July 27th, 2014 | by AP KRYZA Food & Drink | Posted In: The 50 Plates

Michigan Coney Island Hot Dogs: Because Brooklyn's Got Nothing to Do With It

The 50 Plates tour continues with the Coney Island heart attack at Nick's and Roake's

roakes2The Roake's Coney

Summer is road-trip season, so we're taking a culinary tour of America. But because Portland is a city of immigrants from other states, we don't have to leave town to do it. We're traveling to 50 Portland restaurants to try one distinctive food from each state. Our 50 Plates tour continues with Coney dogs from Michigan, which joined the union on January 26, 1837.

The state: Michigan. The Great Lakes State. The Mitten. The birthplace of American music (well, MoTown… plus Eminem, Madonna, Jack White and Patron Saint of Michigan Bob Seger) and the deathbed of the American Dream (thanks a lot, GM). A land divided, with the Lower Peninsula and the far more forested Upper Peninsula separated by the Straits of Mackinac. A place of serene shorelines and ample crime scenes. Home of the best hockey team in history, the worst football team in history, and claimant to two of the most violent—yet stubbornly prideful—cities in the country. Those black-and-white “ruin porn” pics of dilapidated buildings on your friend’s Instagram feed? Yeah, that’s Michigan. 

The food: The Coney Dog, which has nothing to do with Coney Island and everything to do with the messy and perfect combination of a beanless chili, mustard raw onions, and a hot dog. Not just any hot dog, either… Michiganders have enacted a “hot dog” law dictating those wieners are filled with real cuts, not the scraps. Styles vary, but the most common are Detroit-style—with wet chili sauce—and Flint-style, which goes with a dryer chili that looks like taco meat and is often made with ground offal and hot dogs (Michigan’s really into hot dogs). 

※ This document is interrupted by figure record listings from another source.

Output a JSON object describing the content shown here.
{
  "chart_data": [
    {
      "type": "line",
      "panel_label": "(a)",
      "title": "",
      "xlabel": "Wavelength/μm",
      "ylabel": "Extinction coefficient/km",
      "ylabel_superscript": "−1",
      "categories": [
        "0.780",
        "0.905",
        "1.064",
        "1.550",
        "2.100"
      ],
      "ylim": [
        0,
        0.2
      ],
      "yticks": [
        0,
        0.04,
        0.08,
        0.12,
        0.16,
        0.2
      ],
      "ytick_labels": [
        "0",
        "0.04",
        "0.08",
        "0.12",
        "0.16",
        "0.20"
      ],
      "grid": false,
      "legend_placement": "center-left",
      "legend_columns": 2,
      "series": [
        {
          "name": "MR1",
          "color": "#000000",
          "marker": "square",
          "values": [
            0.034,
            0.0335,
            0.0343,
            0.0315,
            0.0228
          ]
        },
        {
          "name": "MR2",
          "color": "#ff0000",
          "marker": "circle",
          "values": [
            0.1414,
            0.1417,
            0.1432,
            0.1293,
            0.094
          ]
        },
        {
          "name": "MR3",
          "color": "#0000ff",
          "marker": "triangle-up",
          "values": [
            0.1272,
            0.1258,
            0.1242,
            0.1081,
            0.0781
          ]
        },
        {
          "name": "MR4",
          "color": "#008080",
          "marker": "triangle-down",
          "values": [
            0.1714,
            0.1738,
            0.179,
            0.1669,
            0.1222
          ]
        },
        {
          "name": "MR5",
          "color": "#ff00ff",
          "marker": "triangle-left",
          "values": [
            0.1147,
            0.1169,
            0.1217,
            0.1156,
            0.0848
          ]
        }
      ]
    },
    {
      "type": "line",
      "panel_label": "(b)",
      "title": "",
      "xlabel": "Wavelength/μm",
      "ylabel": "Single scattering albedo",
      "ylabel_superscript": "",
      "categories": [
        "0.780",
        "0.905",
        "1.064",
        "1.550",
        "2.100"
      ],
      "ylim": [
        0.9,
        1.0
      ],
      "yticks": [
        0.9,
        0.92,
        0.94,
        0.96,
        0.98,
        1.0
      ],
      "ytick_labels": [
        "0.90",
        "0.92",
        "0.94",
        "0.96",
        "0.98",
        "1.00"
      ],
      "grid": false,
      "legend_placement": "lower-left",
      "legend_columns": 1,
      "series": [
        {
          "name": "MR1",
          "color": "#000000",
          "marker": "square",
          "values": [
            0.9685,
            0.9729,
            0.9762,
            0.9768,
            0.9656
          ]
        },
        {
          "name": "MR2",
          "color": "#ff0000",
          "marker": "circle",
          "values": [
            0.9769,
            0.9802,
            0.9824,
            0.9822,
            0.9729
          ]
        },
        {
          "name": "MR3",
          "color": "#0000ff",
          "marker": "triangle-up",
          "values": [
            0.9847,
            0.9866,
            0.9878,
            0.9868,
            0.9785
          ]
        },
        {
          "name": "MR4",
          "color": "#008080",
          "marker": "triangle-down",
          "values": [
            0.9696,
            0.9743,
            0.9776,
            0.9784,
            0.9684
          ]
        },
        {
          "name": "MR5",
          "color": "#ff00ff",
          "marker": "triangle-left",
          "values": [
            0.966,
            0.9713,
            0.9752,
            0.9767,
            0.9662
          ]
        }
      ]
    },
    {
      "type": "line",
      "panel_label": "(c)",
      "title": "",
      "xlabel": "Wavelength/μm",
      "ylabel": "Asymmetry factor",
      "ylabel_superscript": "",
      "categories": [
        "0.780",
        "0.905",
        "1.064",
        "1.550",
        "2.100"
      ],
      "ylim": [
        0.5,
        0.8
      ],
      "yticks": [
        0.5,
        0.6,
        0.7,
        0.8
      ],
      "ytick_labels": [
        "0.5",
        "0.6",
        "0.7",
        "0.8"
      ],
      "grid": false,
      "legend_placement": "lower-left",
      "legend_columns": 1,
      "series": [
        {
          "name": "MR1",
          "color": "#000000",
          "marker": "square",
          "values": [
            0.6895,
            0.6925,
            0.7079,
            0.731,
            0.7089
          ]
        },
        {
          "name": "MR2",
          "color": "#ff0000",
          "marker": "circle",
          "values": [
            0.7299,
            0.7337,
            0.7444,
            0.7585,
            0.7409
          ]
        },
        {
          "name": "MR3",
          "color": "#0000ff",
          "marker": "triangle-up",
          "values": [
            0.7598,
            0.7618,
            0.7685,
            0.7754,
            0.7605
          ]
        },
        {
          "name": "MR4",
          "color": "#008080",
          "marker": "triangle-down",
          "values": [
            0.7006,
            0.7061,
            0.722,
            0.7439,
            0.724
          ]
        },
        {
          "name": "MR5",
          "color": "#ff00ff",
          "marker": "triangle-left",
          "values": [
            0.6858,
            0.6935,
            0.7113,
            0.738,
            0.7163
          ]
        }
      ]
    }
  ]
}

Other dishes considered and rejected: Gravy-smothered pasties, Mackinaw Island fudge, Hamtramck kielbasa, Detroit-style pizza (thick & square), fried whitefish & chips, venison chili that your neighbor made after killing a deer, cherry pie.

Nick's Coney

 

Get it from: Purists are out of luck for total authenticity, but you can get both major styles in some form. For the Detroiters, hit up dirt-cheap diner Roake’s (1760 NE Lombard Pl, 289-3557 & 181 SE McLoughlin, 654-7075), where the “wet” chili’s got the consistency of pasty biscuits & gravy and the bun’s dry, but the 10-inch dog’s got the perfect snap. For the Flint Town experience, Nick’s Famous Coney Island (3746 SE Hawthorne, 235-3008, nicksfamousconeys.com) is your jam: The SE institution commits the cardinal sin of caramelizing the onions (something that might get you shot in the Mitten) and presenting a flaccid hot dog with no snap, but the gigantic pile of ground beef on top—plus the steamed bun and the inauthentic but welcome cheese—is the real deal… a gut bomb that will have you looking like Michael Moore in no time.